Il presidente della Bolivia Evo Morales annuncia la convocazione di nuove elezioni presidenziali, dopo il contestato voto del 20 ottobre. Ma dice di non sapere se si candiderà nelle nuove elezioni limitandosi a sottolineare che "la mia gestione termina il 22 gennaio 2020". In un'intervista con Radio Panamericana di La Paz, il capo dello Stato ha sottolineato che "indire nuove elezioni significa mettere fine a qualsiasi mobilitazione, e che si sospendano gli scioperi ed i blocchi".
Alla domanda se avesse valutato la possibilità di rinunciare alla presidenza, Morales ha risposto: "Io ho un ruolo costituzionale e il mio mandato termina il 22 gennaio 2020. Se si continua a chiedermi sulla mia rinuncia, è come un colpo di stato". Per quanto riguarda la sua possibile nuova candidatura nelle elezioni presidenziali, il leader boliviano ha sostenuto che "le candidature sono secondarie in questo momento, la priorità è pacificare il Paese".

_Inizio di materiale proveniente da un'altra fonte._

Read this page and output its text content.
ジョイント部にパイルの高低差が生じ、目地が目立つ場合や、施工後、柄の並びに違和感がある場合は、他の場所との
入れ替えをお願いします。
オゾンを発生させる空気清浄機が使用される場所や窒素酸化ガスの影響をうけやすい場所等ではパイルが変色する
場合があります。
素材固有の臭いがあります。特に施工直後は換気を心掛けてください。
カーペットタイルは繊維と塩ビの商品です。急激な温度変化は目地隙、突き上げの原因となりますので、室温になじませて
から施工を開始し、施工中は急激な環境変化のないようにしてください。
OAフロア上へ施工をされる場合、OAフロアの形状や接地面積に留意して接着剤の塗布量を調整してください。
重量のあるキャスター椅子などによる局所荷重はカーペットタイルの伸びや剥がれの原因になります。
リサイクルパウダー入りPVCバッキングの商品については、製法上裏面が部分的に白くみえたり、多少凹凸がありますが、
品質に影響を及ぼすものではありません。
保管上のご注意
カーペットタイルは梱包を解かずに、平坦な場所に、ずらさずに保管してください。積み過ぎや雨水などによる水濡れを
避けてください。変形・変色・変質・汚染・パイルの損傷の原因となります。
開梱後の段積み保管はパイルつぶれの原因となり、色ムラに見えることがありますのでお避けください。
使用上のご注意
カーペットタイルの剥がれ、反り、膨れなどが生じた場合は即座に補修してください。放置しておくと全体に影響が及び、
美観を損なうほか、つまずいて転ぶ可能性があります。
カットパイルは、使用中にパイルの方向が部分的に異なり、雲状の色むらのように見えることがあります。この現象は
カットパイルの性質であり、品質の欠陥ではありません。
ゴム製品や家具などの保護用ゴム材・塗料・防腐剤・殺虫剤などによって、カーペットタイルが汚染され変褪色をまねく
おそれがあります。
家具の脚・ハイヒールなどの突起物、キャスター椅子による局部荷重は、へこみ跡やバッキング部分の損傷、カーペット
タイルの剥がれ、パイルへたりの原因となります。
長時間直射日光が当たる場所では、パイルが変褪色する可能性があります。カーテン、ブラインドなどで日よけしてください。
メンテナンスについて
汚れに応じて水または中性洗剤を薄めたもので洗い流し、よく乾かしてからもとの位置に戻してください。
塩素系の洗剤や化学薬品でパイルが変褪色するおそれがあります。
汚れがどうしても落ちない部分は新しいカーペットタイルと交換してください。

Durante l'Angelus papa Francesco ha parlato della situazione in Bolivia, Paese sull'orlo della crisi in seguito alle presidenziali vinte da Evo Morales e contestate dall'opposizione. "Desidero affidare alle vostre preghiere anche la situazione dell'amata Bolivia - ha detto -. Invito tutti i boliviani, in particolare gli attori politici e sociali, ad attendere con spirito costruttivo, e senza alcune previe condizioni, in un clima di pace e serenità, i risultati del processo di revisione delle elezioni, che è attualmente in corso".
Morales ha denunciato la notte scorsa di fronte alla comunità internazionale ed al popolo boliviano che "il piano di golpe fascista esegue atti violenti con gruppi irregolari che hanno incendiato la casa dei governatori di Chuquisaca ed Oruro e quella di mia sorella in quest'ultima città".
Via Twitter Morales ha anche condannato l'attacco "codardo e selvaggio", "nello stile delle dittature militari", alla radio della Confederazione sindacale unica dei lavoratori contadini della Bolivia (Csutcb).
Il capo dello Stato ha anche rivelato che "gruppi organizzati" hanno preso il controllo dei media statali Bolivia Tv (Btv) e Red Patria Nueva (Rpn). "Dopo aver minacciato ed intimorito i giornalisti - ha concluso - li hanno obbligati ad abbandonare le loro fonti di lavoro".
Settori della polizia boliviana si sono ammutinati da due giorni a Cochabamba e in altre città del Paese nel quadro di proteste di piazza contro il presidente Evo Morales, la cui recente conferma alla massima carica dello Stato nelle elezioni del 20 ottobre è respinta dall'opposizione. Secondo il quotidiano La Razon, l'ammutinamento è cominciato ieri pomeriggio nell'Unità tattica di operazioni di polizia (Utop) di Cochabamba e si è esteso nelle ore successive a settori di agenti di altri cinque dipartimenti: Chuquisaca, Tarija, Santa Cruz, Potosí e Oruro. Il ministro dell'Interno, Carlos Romero, ha accettato la principale richiesta di Cochabamba, esonerando il capo della polizia dipartimentale, Raúl Grandy, dicendosi fiducioso di poter superare il malessere attraverso il dialogo. Da parte sua il ministro della Difesa, Javier Zavaleta, ha escluso un intervento dell'esercito in questa crisi.